Torben Witajewski

Personal information
- Full name: Torben Philip Witajewski
- Date of birth: 9 May 1995 (age 29)
- Place of birth: Hannover, Germany

Team information
- Current team: unemployed

Managerial career
- Years: Team
- 2015–2016: Heeßeler SV (youth coach)
- 2016–2017: TSV Berenbostel (youth coach)
- 2016–2017: BSC Acosta (youth coach)
- 2017–2018: SV Arminia Hannover (youth coach)
- 2019–2020: SF Aligse (assistant)
- 2021–2021: Luca SC
- 2021–2022: FT Braunschweig (youth coach)
- 2023-2023: Pakistan (assistant)

= Torben Witajewski =

German professional association football coach

Torben Witajewski (born 9 May 1995) is a German football coach. Having begun his career at the age of 15, he has taken roles coaching numerous youth teams across Europe and Asia. He also served as assistant coach for the Pakistan national football team in July to August 2023.

== Career ==
Witajewski began his coaching career in 2010 at the age of 15 for the reserves of SV 06 Lehrte, a local club in Lehrte, and in 2015 he became the under 17 youth coach for Heeßeler SV in Hannover. In 2016, he was appointed as youth coach for TSV Berenbostel and Braunschweiger SC Acosta; in 2017, he coached the under 19 side of SV Arminia Hannover; and in 2019, he took a role as assistant coach for SF Aligse.

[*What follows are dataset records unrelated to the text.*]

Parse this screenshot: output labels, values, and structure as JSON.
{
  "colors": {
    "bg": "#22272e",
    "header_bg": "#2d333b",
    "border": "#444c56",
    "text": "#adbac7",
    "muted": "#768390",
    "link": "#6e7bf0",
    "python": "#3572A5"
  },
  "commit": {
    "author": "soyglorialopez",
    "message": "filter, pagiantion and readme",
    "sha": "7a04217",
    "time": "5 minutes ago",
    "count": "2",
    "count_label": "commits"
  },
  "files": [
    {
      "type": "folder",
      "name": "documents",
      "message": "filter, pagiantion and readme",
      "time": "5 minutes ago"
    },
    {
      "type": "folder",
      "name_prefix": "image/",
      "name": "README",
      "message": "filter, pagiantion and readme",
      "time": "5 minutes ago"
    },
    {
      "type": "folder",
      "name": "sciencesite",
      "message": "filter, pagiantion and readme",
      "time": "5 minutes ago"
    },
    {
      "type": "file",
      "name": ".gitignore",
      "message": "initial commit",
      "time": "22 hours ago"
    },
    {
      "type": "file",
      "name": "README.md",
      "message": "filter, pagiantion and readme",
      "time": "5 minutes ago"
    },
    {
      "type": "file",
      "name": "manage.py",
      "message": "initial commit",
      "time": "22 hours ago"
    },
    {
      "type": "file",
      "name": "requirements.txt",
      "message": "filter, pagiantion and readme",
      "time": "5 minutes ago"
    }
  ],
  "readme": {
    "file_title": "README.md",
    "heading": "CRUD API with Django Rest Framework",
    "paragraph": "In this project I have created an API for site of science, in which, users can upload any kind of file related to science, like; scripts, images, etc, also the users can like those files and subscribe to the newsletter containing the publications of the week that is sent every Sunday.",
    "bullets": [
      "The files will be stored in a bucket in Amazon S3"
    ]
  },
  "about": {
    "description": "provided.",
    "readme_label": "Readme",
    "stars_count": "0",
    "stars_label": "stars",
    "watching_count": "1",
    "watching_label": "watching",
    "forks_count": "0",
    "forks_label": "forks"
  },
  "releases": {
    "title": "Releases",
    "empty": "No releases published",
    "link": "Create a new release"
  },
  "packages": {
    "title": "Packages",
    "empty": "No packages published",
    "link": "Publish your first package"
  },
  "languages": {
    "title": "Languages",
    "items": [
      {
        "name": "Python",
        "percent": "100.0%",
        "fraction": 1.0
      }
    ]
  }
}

He subsequently moved to India, where he coached Luca SC in Malappuram, Kerala from 2021 to 2022. He also coached the under 17 side of FT Braunschweig. In June 2023, Witajewski joined the Pakistan national football team as an assistant coach under head coach Shahzad Anwar for the 2023 Mauritius Four Nations Cup followed by the 2023 SAFF Championship in India. He also held the position of match analyst for the team.